Un altro treno compie un movimento a spola tra la stazione bassa e quella alta, sui binari sezionati di quest’ultima stazione, mentre un’altra locomotiva è in grado di compiere dei movimenti di manovra.

I binari della stazione alta entrano in galleria e sembra che proseguano verso altre stazioni, è un artificio che abbiamo realizzato proprio per consentirci, in futuro, di ampliare o collegare questo plastico ad altri moduli o plastici.

Il paesaggio è tipicamente italiano, per la precisione ci siamo rifatti alla Lombardia, in particolare abbiamo riprodotto il fabbricato viaggiatori di Carnate – Usmate, un discreto nodo che si trova ai piedi delle colline brianzole, dove la linea a doppio binario proveniente da Milano – Monza si biforca da un lato per Lecco e dall’altro per Bergamo; inoltre a Carnate si attesta anche la linea, esercitata in trazione termica, proveniente da Seregno.

Le modalità di costruzione del plastico sono quelle tradizionali, più volte trattate nella sezione delle Fotoguide di questo portale. Andrea Altrocchi è stato il plasticista che ha assemblato il tutto ma molti hanno contribuito con qualcosa, alcuni anche con più di qualcosa, ma è stata un’avventura piacevolissima e che ha contribuito a farci conoscere ed apprezzare reciprocamente.

In primis Giuseppe Risso che ha realizzato fedelmente, in cartoncino e forex, il fabbricato di Carnate Usmate.

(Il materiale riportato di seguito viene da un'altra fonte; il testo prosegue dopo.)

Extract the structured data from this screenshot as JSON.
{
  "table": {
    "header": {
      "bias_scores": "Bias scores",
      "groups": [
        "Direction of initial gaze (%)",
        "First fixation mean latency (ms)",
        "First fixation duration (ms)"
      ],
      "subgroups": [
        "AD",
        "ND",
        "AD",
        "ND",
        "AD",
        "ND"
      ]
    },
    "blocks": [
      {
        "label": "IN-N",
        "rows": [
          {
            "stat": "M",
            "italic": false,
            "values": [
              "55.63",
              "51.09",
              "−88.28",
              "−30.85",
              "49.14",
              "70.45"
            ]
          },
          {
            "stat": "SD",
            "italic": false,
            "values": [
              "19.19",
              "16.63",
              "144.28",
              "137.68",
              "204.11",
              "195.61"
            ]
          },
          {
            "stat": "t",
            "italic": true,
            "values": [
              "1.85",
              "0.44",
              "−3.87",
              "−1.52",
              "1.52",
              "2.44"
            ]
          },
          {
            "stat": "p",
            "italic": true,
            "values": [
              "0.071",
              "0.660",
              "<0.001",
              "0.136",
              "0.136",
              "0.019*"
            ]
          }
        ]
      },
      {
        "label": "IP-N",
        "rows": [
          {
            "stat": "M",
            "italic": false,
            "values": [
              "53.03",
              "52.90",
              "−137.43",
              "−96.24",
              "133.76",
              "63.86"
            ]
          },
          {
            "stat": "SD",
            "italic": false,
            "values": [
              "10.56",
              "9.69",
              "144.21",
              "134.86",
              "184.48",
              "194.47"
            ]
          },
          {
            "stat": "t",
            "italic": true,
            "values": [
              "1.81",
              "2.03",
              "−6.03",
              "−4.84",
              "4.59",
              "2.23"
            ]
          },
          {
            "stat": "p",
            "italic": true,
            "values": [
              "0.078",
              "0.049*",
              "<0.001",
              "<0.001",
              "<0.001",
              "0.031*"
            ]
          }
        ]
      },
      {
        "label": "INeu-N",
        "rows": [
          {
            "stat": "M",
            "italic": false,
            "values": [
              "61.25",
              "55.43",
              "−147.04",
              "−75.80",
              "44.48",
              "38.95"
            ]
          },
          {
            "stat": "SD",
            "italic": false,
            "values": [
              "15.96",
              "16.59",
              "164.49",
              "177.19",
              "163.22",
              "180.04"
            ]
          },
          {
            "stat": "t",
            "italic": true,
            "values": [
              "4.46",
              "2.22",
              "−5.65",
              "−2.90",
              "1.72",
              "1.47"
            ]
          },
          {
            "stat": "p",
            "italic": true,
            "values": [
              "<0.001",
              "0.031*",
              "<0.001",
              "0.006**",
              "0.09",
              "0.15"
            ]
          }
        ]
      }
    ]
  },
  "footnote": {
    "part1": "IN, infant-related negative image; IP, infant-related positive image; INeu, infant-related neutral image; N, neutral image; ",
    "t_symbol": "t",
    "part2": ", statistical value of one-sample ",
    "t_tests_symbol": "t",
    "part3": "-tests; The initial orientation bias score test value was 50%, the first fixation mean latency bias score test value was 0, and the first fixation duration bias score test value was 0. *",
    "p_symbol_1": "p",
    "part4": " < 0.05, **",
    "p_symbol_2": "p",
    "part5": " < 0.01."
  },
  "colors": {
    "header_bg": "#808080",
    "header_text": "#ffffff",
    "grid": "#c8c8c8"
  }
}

Lo stesso Giuseppe ha realizzato le recinzioni, i guard-rail, la cabina telefonica e moltissimi altri piccoli particolari come ad esempio la gru dell'acqua, la panchina e i lampioni di stazione che si vedono in questa foto.

Altri lampioni sono stati realizzati dal Tesoriere del GAS TT, Riccardo Rigamonti. Ecco quello posizionato nei pressi dello svincolo per Carnate.

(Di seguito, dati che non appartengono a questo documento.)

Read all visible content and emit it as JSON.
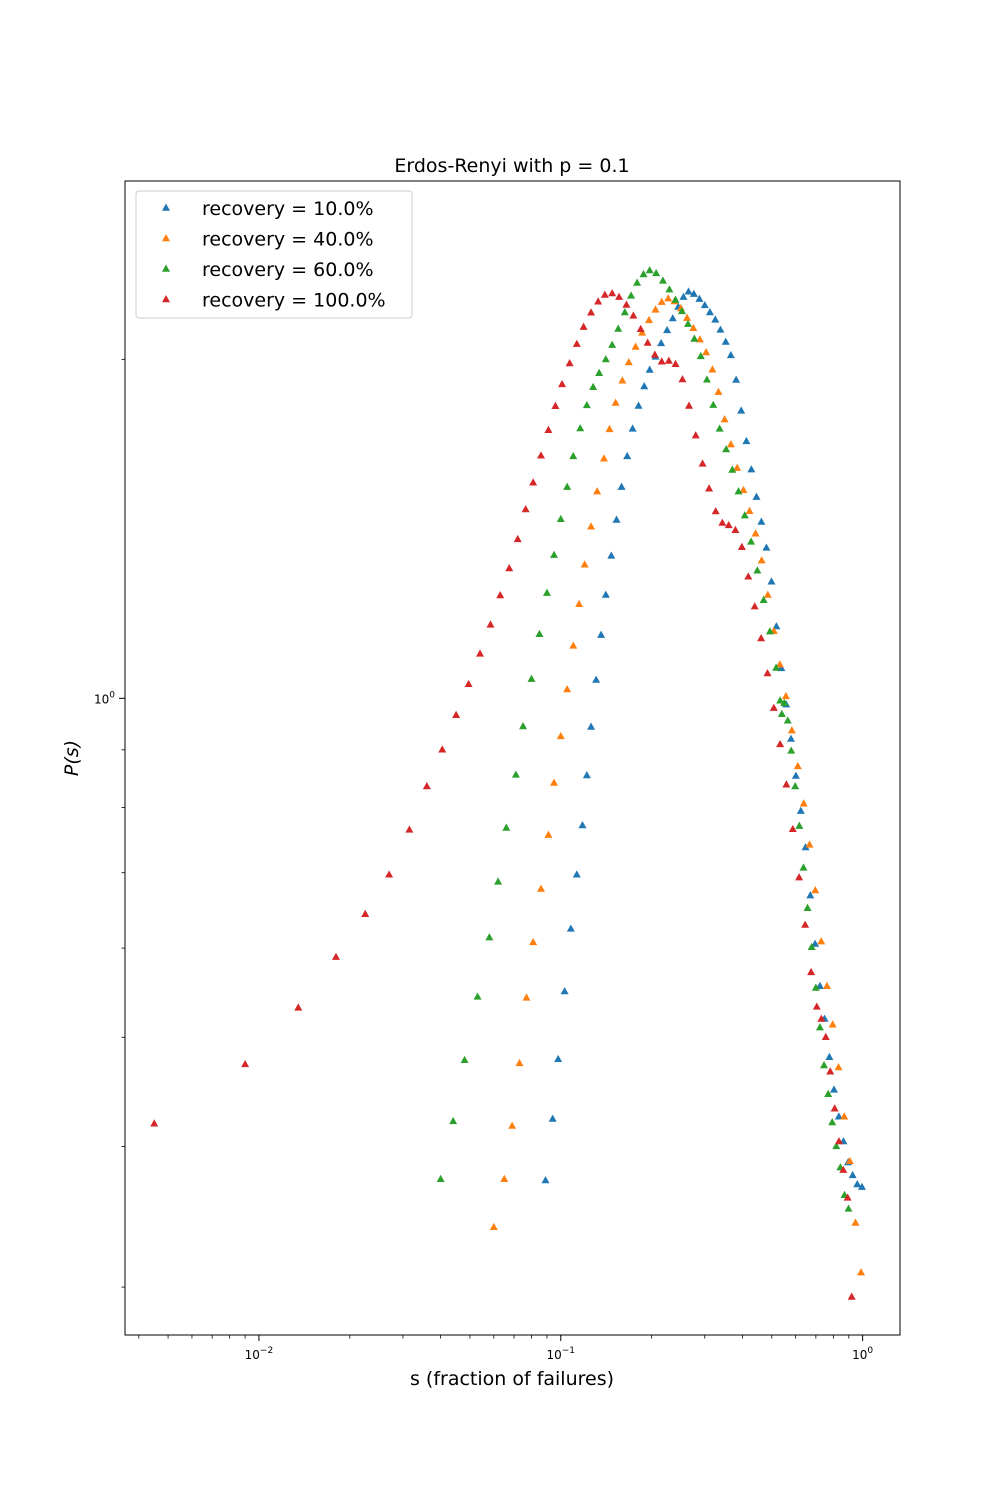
{
  "chart_data": {
    "type": "scatter",
    "title": "Erdos-Renyi with p = 0.1",
    "xlabel": "s (fraction of failures)",
    "ylabel": "P(s)",
    "xscale": "log",
    "yscale": "log",
    "xlim": [
      0.0036,
      1.33
    ],
    "ylim": [
      0.272,
      2.88
    ],
    "grid": false,
    "legend_position": "top-left",
    "marker": "triangle-up",
    "x_major_ticks": [
      {
        "value": 0.01,
        "base": "10",
        "exp": "−2"
      },
      {
        "value": 0.1,
        "base": "10",
        "exp": "−1"
      },
      {
        "value": 1,
        "base": "10",
        "exp": "0"
      }
    ],
    "y_major_ticks": [
      {
        "value": 1,
        "base": "10",
        "exp": "0"
      }
    ],
    "series": [
      {
        "name": "recovery = 10.0%",
        "color": "#1f77b4",
        "points": [
          [
            0.089,
            0.373
          ],
          [
            0.094,
            0.423
          ],
          [
            0.098,
            0.478
          ],
          [
            0.103,
            0.549
          ],
          [
            0.108,
            0.624
          ],
          [
            0.113,
            0.697
          ],
          [
            0.118,
            0.771
          ],
          [
            0.122,
            0.854
          ],
          [
            0.126,
            0.943
          ],
          [
            0.131,
            1.038
          ],
          [
            0.136,
            1.138
          ],
          [
            0.141,
            1.235
          ],
          [
            0.147,
            1.338
          ],
          [
            0.153,
            1.44
          ],
          [
            0.159,
            1.54
          ],
          [
            0.166,
            1.64
          ],
          [
            0.173,
            1.735
          ],
          [
            0.181,
            1.818
          ],
          [
            0.189,
            1.892
          ],
          [
            0.197,
            1.957
          ],
          [
            0.206,
            2.01
          ],
          [
            0.215,
            2.066
          ],
          [
            0.225,
            2.122
          ],
          [
            0.235,
            2.174
          ],
          [
            0.245,
            2.226
          ],
          [
            0.255,
            2.271
          ],
          [
            0.265,
            2.296
          ],
          [
            0.276,
            2.285
          ],
          [
            0.288,
            2.262
          ],
          [
            0.3,
            2.233
          ],
          [
            0.312,
            2.201
          ],
          [
            0.325,
            2.168
          ],
          [
            0.338,
            2.124
          ],
          [
            0.352,
            2.072
          ],
          [
            0.366,
            2.016
          ],
          [
            0.381,
            1.917
          ],
          [
            0.396,
            1.8
          ],
          [
            0.412,
            1.691
          ],
          [
            0.428,
            1.596
          ],
          [
            0.445,
            1.509
          ],
          [
            0.462,
            1.434
          ],
          [
            0.48,
            1.36
          ],
          [
            0.499,
            1.269
          ],
          [
            0.518,
            1.158
          ],
          [
            0.538,
            1.063
          ],
          [
            0.558,
            0.987
          ],
          [
            0.579,
            0.92
          ],
          [
            0.601,
            0.853
          ],
          [
            0.624,
            0.794
          ],
          [
            0.647,
            0.737
          ],
          [
            0.671,
            0.668
          ],
          [
            0.696,
            0.605
          ],
          [
            0.722,
            0.555
          ],
          [
            0.748,
            0.519
          ],
          [
            0.776,
            0.48
          ],
          [
            0.804,
            0.449
          ],
          [
            0.834,
            0.425
          ],
          [
            0.864,
            0.404
          ],
          [
            0.895,
            0.387
          ],
          [
            0.927,
            0.377
          ],
          [
            0.96,
            0.37
          ],
          [
            0.995,
            0.368
          ]
        ]
      },
      {
        "name": "recovery = 40.0%",
        "color": "#ff7f0e",
        "points": [
          [
            0.06,
            0.339
          ],
          [
            0.065,
            0.374
          ],
          [
            0.069,
            0.417
          ],
          [
            0.073,
            0.474
          ],
          [
            0.077,
            0.542
          ],
          [
            0.081,
            0.607
          ],
          [
            0.086,
            0.677
          ],
          [
            0.091,
            0.756
          ],
          [
            0.095,
            0.841
          ],
          [
            0.1,
            0.925
          ],
          [
            0.105,
            1.018
          ],
          [
            0.11,
            1.113
          ],
          [
            0.115,
            1.212
          ],
          [
            0.12,
            1.314
          ],
          [
            0.126,
            1.42
          ],
          [
            0.132,
            1.526
          ],
          [
            0.139,
            1.632
          ],
          [
            0.145,
            1.733
          ],
          [
            0.152,
            1.829
          ],
          [
            0.16,
            1.914
          ],
          [
            0.168,
            1.987
          ],
          [
            0.177,
            2.051
          ],
          [
            0.186,
            2.111
          ],
          [
            0.196,
            2.166
          ],
          [
            0.206,
            2.213
          ],
          [
            0.216,
            2.248
          ],
          [
            0.227,
            2.264
          ],
          [
            0.238,
            2.251
          ],
          [
            0.25,
            2.219
          ],
          [
            0.262,
            2.176
          ],
          [
            0.275,
            2.131
          ],
          [
            0.289,
            2.082
          ],
          [
            0.303,
            2.028
          ],
          [
            0.318,
            1.958
          ],
          [
            0.333,
            1.87
          ],
          [
            0.349,
            1.768
          ],
          [
            0.366,
            1.68
          ],
          [
            0.384,
            1.601
          ],
          [
            0.403,
            1.53
          ],
          [
            0.422,
            1.466
          ],
          [
            0.442,
            1.4
          ],
          [
            0.463,
            1.325
          ],
          [
            0.485,
            1.235
          ],
          [
            0.508,
            1.147
          ],
          [
            0.532,
            1.071
          ],
          [
            0.557,
            1.004
          ],
          [
            0.583,
            0.936
          ],
          [
            0.61,
            0.87
          ],
          [
            0.638,
            0.806
          ],
          [
            0.667,
            0.741
          ],
          [
            0.697,
            0.675
          ],
          [
            0.729,
            0.608
          ],
          [
            0.762,
            0.555
          ],
          [
            0.796,
            0.513
          ],
          [
            0.832,
            0.47
          ],
          [
            0.869,
            0.425
          ],
          [
            0.907,
            0.388
          ],
          [
            0.947,
            0.342
          ],
          [
            0.988,
            0.309
          ]
        ]
      },
      {
        "name": "recovery = 60.0%",
        "color": "#2ca02c",
        "points": [
          [
            0.04,
            0.374
          ],
          [
            0.044,
            0.421
          ],
          [
            0.048,
            0.477
          ],
          [
            0.053,
            0.543
          ],
          [
            0.058,
            0.613
          ],
          [
            0.062,
            0.687
          ],
          [
            0.066,
            0.767
          ],
          [
            0.071,
            0.855
          ],
          [
            0.075,
            0.944
          ],
          [
            0.08,
            1.04
          ],
          [
            0.085,
            1.14
          ],
          [
            0.09,
            1.24
          ],
          [
            0.095,
            1.34
          ],
          [
            0.1,
            1.442
          ],
          [
            0.105,
            1.54
          ],
          [
            0.11,
            1.64
          ],
          [
            0.116,
            1.736
          ],
          [
            0.122,
            1.82
          ],
          [
            0.128,
            1.889
          ],
          [
            0.134,
            1.944
          ],
          [
            0.141,
            1.999
          ],
          [
            0.148,
            2.059
          ],
          [
            0.155,
            2.128
          ],
          [
            0.163,
            2.201
          ],
          [
            0.171,
            2.277
          ],
          [
            0.179,
            2.338
          ],
          [
            0.188,
            2.379
          ],
          [
            0.197,
            2.398
          ],
          [
            0.207,
            2.384
          ],
          [
            0.218,
            2.348
          ],
          [
            0.229,
            2.306
          ],
          [
            0.24,
            2.258
          ],
          [
            0.252,
            2.206
          ],
          [
            0.264,
            2.149
          ],
          [
            0.277,
            2.085
          ],
          [
            0.291,
            2.012
          ],
          [
            0.305,
            1.918
          ],
          [
            0.32,
            1.821
          ],
          [
            0.336,
            1.735
          ],
          [
            0.353,
            1.663
          ],
          [
            0.37,
            1.595
          ],
          [
            0.388,
            1.526
          ],
          [
            0.407,
            1.453
          ],
          [
            0.427,
            1.377
          ],
          [
            0.448,
            1.298
          ],
          [
            0.47,
            1.222
          ],
          [
            0.493,
            1.146
          ],
          [
            0.517,
            1.064
          ],
          [
            0.533,
            0.995
          ],
          [
            0.54,
            0.968
          ],
          [
            0.55,
            0.99
          ],
          [
            0.565,
            0.955
          ],
          [
            0.58,
            0.898
          ],
          [
            0.598,
            0.835
          ],
          [
            0.617,
            0.77
          ],
          [
            0.637,
            0.707
          ],
          [
            0.657,
            0.651
          ],
          [
            0.678,
            0.601
          ],
          [
            0.7,
            0.553
          ],
          [
            0.722,
            0.51
          ],
          [
            0.745,
            0.472
          ],
          [
            0.769,
            0.445
          ],
          [
            0.793,
            0.42
          ],
          [
            0.818,
            0.4
          ],
          [
            0.844,
            0.383
          ],
          [
            0.871,
            0.362
          ],
          [
            0.898,
            0.352
          ]
        ]
      },
      {
        "name": "recovery = 100.0%",
        "color": "#d62728",
        "points": [
          [
            0.0045,
            0.419
          ],
          [
            0.009,
            0.473
          ],
          [
            0.0135,
            0.531
          ],
          [
            0.018,
            0.589
          ],
          [
            0.0225,
            0.643
          ],
          [
            0.027,
            0.697
          ],
          [
            0.0315,
            0.764
          ],
          [
            0.036,
            0.835
          ],
          [
            0.0405,
            0.9
          ],
          [
            0.045,
            0.966
          ],
          [
            0.0495,
            1.029
          ],
          [
            0.054,
            1.095
          ],
          [
            0.0585,
            1.162
          ],
          [
            0.063,
            1.234
          ],
          [
            0.0675,
            1.304
          ],
          [
            0.072,
            1.384
          ],
          [
            0.0765,
            1.471
          ],
          [
            0.081,
            1.554
          ],
          [
            0.086,
            1.642
          ],
          [
            0.091,
            1.73
          ],
          [
            0.096,
            1.817
          ],
          [
            0.101,
            1.9
          ],
          [
            0.107,
            1.983
          ],
          [
            0.113,
            2.063
          ],
          [
            0.119,
            2.136
          ],
          [
            0.126,
            2.2
          ],
          [
            0.133,
            2.25
          ],
          [
            0.14,
            2.281
          ],
          [
            0.148,
            2.288
          ],
          [
            0.156,
            2.271
          ],
          [
            0.165,
            2.235
          ],
          [
            0.174,
            2.186
          ],
          [
            0.184,
            2.127
          ],
          [
            0.194,
            2.068
          ],
          [
            0.205,
            2.018
          ],
          [
            0.216,
            1.99
          ],
          [
            0.228,
            1.993
          ],
          [
            0.24,
            1.98
          ],
          [
            0.253,
            1.919
          ],
          [
            0.266,
            1.818
          ],
          [
            0.28,
            1.711
          ],
          [
            0.295,
            1.615
          ],
          [
            0.31,
            1.535
          ],
          [
            0.326,
            1.465
          ],
          [
            0.343,
            1.431
          ],
          [
            0.36,
            1.424
          ],
          [
            0.379,
            1.41
          ],
          [
            0.398,
            1.362
          ],
          [
            0.418,
            1.282
          ],
          [
            0.439,
            1.206
          ],
          [
            0.461,
            1.13
          ],
          [
            0.484,
            1.052
          ],
          [
            0.508,
            0.98
          ],
          [
            0.533,
            0.91
          ],
          [
            0.559,
            0.838
          ],
          [
            0.587,
            0.765
          ],
          [
            0.616,
            0.693
          ],
          [
            0.645,
            0.629
          ],
          [
            0.675,
            0.571
          ],
          [
            0.705,
            0.532
          ],
          [
            0.73,
            0.519
          ],
          [
            0.755,
            0.5
          ],
          [
            0.781,
            0.466
          ],
          [
            0.808,
            0.432
          ],
          [
            0.835,
            0.404
          ],
          [
            0.863,
            0.381
          ],
          [
            0.892,
            0.36
          ],
          [
            0.92,
            0.294
          ]
        ]
      }
    ]
  }
}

L'uscita, come nella realtà, è la numero 23 ed il lampione pressoché identico.

Suo anche il piccolo casotto FS la cui autocostruzione potete vedere QUI.

Anche di Riccardo la cabina Enel le cui fasi realizzative vedete QUI.

Un plauso particolare al "botanico" Carlo Rastelli che si è occupato degli alberi. Ve ne sono in diversi punti. Nei prati...

Nel parcheggio della Stazione...

Nel giardinetto della stazione ferroviaria...

Fondamentale l'impegno e la dedizione di Edgardo Rosatti che ha curato tutta la parte elettrica ed elettronica: suo lo studio e la realizzazione. Un'idea tutta sua la realizzazione dell'effetto notte-alba-tramonto.

 

 

Il plastico è infatti dotato di un completo sistema di illuminazione con posizioni giorno e notte, gestito tramite la versatile piattaforma Arduino.

 

 

Il pannello posteriore è illuminato sia nella parte bassa che in quella alta ed al suo spegnimento degradante, si accendono con una sequenza programmata le luci dei lampioni stradali e ferroviari e delle abitazioni.

 

 

Una nota di merito anche a Massimo Salvadori che ha progettato il tracciato ed ha realizzato i pali telegrafici. QUI documentata la sua autocostruzione.

 

 

Suoi anche il paraurti in calcestruzzo nella zona di carico del bestiame e le casse di manovra degli scambi.

 

Ecco dunque raccontata la storia del nostro primo plastico la cui realizzazione passo-passo potete vedere in QUESTE PAGINE del sito.